If you have to surrender your home in a Chapter 7 Bankruptcy, the mortgage lender will provide you with a 1099-C. When you file a Chapter 7, the tradeoff is that the mortgage debt is completely dischargeable but you cannot keep your home.
Another tradeoff is that when the mortgage debt is forgiven, the IRS views the forgiven amount as income. So, homeowners do not have to pay the remainder of the mortgage but the amount forgiven is taxable income.
When a debt is forgiven, the IRS requires that the lender provide the borrower with a 1099-C form. The borrower is then required to file the 1099-C with the IRS. The 1099-C represents income from the cancellation of a debt.
One way to explain the form is that a 1099 is used to report income earned from a job. Form 1099-C reports income made from the cancellation of a debt. When the loan is made, the borrower makes a promise to pay and the lender receives a secured interest in the property. At the time the loan is made, the money is not considered income because the borrower promises to pay the money back to the lender. When that promise to pay is discharged, the IRS views the forgiven amount as taxable income.
You may be wondering how you will pay the taxes on this income if you have filed bankruptcy. You filed because you do not have enough money to pay your bills. Where are you supposed to get the money to pay the taxes on this income?
The good news is that in 2007, The Mortgage Debt Relief Act of 2007 was passed. As a result of this Act, taxpayers can have up to $2 million of mortgage loans forgiven before being taxed. According to the IRS website, this Act will be in place through the end of 2013. It is important to realize that this Act only covers debt forgiven for a mortgage. If you have debt forgiven from another type of loan, you will receive a 1099-C for that loan and you will be responsible to pay the applicable taxes.
If you do not understand your 1099-C or believe there is an error, start with contacting the lender. Other options are to contact the IRS or speak with your bankruptcy attorney.
What About a Second Mortgage?
Writing Off or “Charging Off” Your Second Mortgage & Putting it into Bankruptcy
Every expert says the same thing. A “charge off” is the same as a “write off” and is merely an accounting term used in financial processes. The term is used when a financial institution takes an account from a ledger and posts it to that financial company’s “unable to collect” ledger. The lien from the mortgage still exists on the property owner / debtor’s credit report. The monies owed at the time of the “charge off” are still owed. The financial company is simply waiting to decide its next move. It is simply not going to continue trying to collect on a loan that the debtor is unwilling or unable to pay. The fallacy believed by too many debtors is that they no longer owe anything on this “charged off” mortgage. On the contrary, that mortgage company is just standing still, waiting low. The company knows the financial conditions of the debtor and the primary mortgage. The company does not want to foreclose because, as is likely, the primary will get all of the monies from the sale, leaving nothing for this company. So, again, they do not want to force foreclosure. If they get tired of holding this uncollectable debt, they may sell it off to a collection agency. At that point, this original financial institution no longer cares. By law, they have to remove their lien within sixty days or face being sued by the debtor.

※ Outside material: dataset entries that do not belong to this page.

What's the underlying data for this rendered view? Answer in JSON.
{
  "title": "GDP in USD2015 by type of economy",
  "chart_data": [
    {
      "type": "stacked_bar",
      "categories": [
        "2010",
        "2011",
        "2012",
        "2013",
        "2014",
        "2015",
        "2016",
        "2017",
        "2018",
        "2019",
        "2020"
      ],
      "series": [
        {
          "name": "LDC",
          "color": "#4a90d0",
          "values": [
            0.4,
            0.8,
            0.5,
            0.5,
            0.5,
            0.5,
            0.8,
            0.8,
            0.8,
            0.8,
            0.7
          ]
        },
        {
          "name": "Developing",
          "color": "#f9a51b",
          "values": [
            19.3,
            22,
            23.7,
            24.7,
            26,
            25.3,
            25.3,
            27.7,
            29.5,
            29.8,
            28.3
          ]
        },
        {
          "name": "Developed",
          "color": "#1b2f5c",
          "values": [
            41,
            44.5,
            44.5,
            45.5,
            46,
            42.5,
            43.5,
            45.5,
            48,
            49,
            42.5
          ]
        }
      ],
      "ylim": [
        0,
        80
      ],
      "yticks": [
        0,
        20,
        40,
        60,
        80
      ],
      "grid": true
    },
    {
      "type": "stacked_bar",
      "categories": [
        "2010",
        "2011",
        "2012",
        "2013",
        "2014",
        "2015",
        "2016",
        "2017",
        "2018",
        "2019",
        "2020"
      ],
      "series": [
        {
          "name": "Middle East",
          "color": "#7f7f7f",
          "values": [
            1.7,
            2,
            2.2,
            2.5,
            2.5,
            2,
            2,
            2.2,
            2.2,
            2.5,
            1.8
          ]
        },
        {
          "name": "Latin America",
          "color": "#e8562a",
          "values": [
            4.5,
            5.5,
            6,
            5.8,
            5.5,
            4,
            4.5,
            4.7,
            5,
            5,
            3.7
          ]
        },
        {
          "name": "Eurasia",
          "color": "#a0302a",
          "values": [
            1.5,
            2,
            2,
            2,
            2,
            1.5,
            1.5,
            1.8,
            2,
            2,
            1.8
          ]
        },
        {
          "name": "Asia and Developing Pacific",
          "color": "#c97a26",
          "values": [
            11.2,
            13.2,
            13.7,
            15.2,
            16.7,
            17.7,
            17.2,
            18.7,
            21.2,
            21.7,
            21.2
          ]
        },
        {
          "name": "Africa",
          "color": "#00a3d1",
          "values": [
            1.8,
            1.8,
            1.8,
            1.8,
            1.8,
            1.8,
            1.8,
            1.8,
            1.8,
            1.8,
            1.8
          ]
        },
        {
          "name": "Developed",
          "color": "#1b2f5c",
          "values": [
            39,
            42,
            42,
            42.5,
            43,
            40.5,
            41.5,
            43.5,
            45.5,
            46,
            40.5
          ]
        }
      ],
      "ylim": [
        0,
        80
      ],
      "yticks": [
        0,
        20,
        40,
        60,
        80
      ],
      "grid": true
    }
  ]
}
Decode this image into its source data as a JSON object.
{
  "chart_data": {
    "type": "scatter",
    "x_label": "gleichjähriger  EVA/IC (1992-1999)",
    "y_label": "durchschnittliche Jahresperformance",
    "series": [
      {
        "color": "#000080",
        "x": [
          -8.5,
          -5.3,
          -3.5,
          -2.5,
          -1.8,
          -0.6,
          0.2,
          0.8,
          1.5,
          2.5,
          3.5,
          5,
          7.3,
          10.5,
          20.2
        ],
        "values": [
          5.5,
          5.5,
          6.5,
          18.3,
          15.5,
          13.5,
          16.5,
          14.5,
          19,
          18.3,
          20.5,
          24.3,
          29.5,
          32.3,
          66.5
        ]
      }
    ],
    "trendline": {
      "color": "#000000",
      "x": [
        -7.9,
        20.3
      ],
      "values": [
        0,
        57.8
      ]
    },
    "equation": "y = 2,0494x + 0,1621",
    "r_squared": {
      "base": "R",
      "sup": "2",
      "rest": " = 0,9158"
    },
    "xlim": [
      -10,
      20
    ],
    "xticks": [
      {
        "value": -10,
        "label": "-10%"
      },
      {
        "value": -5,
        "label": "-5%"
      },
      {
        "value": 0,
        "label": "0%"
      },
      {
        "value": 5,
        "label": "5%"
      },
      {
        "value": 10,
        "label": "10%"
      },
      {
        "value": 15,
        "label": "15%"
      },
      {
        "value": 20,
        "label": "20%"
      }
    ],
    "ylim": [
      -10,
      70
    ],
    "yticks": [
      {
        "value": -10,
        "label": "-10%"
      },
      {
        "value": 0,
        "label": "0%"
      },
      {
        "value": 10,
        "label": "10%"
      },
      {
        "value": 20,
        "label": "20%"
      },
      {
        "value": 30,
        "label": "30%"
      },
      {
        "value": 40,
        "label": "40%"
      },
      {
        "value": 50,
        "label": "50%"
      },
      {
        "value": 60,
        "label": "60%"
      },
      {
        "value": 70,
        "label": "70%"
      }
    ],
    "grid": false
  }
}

If in ignorance and mistaken belief the debtor files for bankruptcy, Chapter 7 will exempt secured loans, which is what mortgages are, from discharge. That means that the debtor will still owe the mortgaged amounts, no relief, unless the debtor abandons the property. State laws can add to Federal bankruptcy law, but cannot supersede it, and, as we all know, state laws differ from state to state. So, a good, knowledgeable lawyer is essential. Some people “reaffirm” a mortgage loan in Chapter 7. Usually, this has no bearing. Secured loans are exempt from discharge, as stated above.
Experts and lawyers direct debtors in this situation into Chapter 13, where the court assigned trustee can negotiate and restructure the debt into something that is likely grudgingly acceptable by debtor and creditors alike. In Chapter 13, secured debt such as mortgage loans are subject to the negotiations to restructure the debt. Such negotiations will likely get the second mortgage lending company something more than what they would have gotten at a foreclosure, but maybe not as much as selling it to a collection agency. It does not matter to the debtor who is trusting to get a result that relieves the burden into something manageable.
One activity that debtors seem to not try is to personally try to reach an agreeable settlement with this second mortgage company. Nothing ventured is nothing gained, as the saying goes. Experts agree to start somewhat low, say at 10 percent of what is owed. If, and when, an agreement is reached, get it in writing. You may want to have a lawyer review the agreement before you sign. Reaching an agreement leaves all bridges intact, in the (unlikely) event that you engage this same company later on.